Immer mühsamer hält sich die Profitrate

Eine Studie über theoretische und praktische Rettungsversuche am Spätkapitalismus

Einführung und kurze Inhaltsangabe

Die Politische Ökonomie bildet als immanente theoretische Verarbeitung des Kapitalismus einen Teil dieses Systems. Befassung mit Politischer Ökonomie ist deswegen einer der möglichen Wege zum Studium dieses Systems. Dies aber nur so lange, wie ihre Funktion der Apologie (statt 'objektiven' Erkenntnis) realisiert wird, und damit, dass sie allen 'Gesetzen' und Tendenzen dieses Systems unterworfen ist.
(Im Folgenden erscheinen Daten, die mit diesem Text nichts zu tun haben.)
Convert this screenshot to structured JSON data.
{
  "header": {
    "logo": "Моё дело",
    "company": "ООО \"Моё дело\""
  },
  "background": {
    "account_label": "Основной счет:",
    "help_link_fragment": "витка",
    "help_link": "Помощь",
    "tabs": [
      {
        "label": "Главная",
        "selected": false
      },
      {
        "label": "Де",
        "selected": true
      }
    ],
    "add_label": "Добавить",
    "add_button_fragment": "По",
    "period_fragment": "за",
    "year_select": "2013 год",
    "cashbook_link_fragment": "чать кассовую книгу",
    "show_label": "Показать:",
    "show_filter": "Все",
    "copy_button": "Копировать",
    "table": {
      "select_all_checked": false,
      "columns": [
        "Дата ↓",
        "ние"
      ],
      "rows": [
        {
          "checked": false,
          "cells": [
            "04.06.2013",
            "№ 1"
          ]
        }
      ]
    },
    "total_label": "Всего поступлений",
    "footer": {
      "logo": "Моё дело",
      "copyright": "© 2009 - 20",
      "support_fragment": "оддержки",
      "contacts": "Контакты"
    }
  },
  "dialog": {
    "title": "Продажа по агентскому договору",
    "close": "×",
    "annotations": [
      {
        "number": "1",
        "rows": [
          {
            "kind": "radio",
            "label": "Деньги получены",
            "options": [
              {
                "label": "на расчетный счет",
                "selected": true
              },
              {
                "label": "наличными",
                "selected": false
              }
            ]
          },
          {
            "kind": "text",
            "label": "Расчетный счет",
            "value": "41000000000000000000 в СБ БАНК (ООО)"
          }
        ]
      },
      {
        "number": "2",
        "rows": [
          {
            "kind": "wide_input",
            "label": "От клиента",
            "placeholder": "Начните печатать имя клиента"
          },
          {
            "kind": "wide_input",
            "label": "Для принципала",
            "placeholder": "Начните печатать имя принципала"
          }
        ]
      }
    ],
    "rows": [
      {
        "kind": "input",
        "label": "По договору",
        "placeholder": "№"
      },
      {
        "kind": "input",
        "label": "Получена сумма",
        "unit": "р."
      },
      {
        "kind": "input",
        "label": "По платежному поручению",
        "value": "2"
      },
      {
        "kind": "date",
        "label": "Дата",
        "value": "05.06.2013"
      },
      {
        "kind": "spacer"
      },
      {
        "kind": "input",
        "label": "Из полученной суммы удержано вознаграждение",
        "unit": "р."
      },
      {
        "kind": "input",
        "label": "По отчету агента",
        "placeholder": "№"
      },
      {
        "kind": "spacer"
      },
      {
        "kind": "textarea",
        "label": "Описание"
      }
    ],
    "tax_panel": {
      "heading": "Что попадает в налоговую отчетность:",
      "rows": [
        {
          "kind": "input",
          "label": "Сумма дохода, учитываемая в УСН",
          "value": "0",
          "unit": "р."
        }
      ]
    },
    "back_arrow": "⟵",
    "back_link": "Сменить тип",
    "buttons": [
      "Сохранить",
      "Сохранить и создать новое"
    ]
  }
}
Daraus ergeben sich sowohl aktuelle Inhalte ökonomischer Theorien als auch innere Widersprüche darin sowie ein (sich in neuerer Zeit beschleunigender) Verfall dieser Theorie(en) parallel zum Verfall des realen Systems. Erkennbar ist es seit dem Beginn der Disziplin an der Existenz verschiedener ökonomischer Schulen, die die fundamentalen Widersprüche zwischen ihnen hegen und pflegen – statt sie auszuräumen oder dies wenigstens zu versuchen. Nach dem Verständnis ihrer Verfechter sind ökonomische Modelle manchmal wechselseitig austauschbar als Kritik und deren Gegenstand, manchmal aber auch Gegensätze, Spezialfälle, verschiedene Grenzfälle, gleichberechtigte Teile einer Synthese – also alles und nichts von dem zugleich. Einen möglichen Weg aus dem Wirrwarr weist die Überlegung, dass eine Synthese auch alle wechselseitig vorgehaltenen Mängel mitbringen müsste. 'Kontroverse' und 'Komplementarität' können friedlich koexistieren, solange nur um Nebensächliches gestritten wird, während ein harter Kern der wechselseitig vorgehaltenen Mängel in allen streitenden Konzepten versteckt ist, nur jeweils auf andere Weisen. Der Streit kann sich danach insbes. darauf konzentrieren, auf welcher 'Grundlage' die allen Ansätzen gemeinsamen Mängel am besten zu vertuschen sind. Diese Mängel findet man nicht, indem man sich in Details der Streitereien zwischen den Schulen versenkt, sondern indem man deren verborgene Gemeinsamkeiten sucht und diese – einschließlich ökonomischer Grundbegriffe – einer „kategorialen“ (Robert Kurz) kritischen Analyse unterzieht.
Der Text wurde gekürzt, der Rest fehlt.